In the next article in this series, we’ll consider another non-Christian worldview and show why it should be abandoned as unaffirmable and unlivable.
Addendum:
There are numerous other problems with materialism, but there is one that is so bizarre that it’s worth pointing out.
If matter is all that exists, then all physical events—as well as mental events—are ultimately composed of physical matter.

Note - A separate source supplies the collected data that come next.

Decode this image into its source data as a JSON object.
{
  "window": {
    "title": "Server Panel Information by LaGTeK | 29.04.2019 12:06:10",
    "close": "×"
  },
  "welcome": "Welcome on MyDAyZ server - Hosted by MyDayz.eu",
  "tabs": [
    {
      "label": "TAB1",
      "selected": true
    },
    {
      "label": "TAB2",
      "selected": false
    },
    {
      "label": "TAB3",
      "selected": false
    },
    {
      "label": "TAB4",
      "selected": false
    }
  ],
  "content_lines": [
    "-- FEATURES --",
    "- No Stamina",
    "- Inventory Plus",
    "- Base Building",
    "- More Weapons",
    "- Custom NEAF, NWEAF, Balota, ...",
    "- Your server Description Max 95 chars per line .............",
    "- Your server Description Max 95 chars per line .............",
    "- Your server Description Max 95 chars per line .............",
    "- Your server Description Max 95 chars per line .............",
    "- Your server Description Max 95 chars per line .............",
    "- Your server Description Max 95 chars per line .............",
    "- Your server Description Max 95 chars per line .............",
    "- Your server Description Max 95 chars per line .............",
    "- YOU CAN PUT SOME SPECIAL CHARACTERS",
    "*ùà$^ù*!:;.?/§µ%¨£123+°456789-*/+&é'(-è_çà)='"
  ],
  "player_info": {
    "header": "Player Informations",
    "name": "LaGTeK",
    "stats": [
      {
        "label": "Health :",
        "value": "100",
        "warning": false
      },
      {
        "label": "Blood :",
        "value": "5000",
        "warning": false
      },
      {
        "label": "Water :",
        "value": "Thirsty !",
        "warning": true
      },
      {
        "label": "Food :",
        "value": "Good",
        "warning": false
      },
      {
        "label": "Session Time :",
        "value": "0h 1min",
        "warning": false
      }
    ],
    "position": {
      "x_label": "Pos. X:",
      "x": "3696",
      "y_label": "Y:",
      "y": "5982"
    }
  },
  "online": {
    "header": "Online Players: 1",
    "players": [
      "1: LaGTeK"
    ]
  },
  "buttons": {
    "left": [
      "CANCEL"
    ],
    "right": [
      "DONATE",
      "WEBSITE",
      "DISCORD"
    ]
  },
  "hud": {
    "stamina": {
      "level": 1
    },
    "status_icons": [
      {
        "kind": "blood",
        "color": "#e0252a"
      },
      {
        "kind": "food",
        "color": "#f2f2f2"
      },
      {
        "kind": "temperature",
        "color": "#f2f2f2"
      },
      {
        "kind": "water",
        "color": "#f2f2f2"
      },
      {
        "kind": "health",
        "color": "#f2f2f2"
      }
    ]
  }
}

Doxastic states, if they are more than an illusion, must therefore be either matter or a property of matter. But of course all matter is of the same stuff—various types of particles that occupy physical space. Whether it is the material that comprises stones and plants or the human brain, it is ultimately the same.
Yet if doxastic states can be produced by matter, then matter can produce doxastic states in anything (or everything). If this is true it leads to a peculiar result. Mountains can have ‘beliefs’, car engines can feel ‘pain’, and rivers can have ‘memories.’ This is the view of panpsychism, the idea that mentality (doxastic states) is fundamental and ubiquitous in the natural world.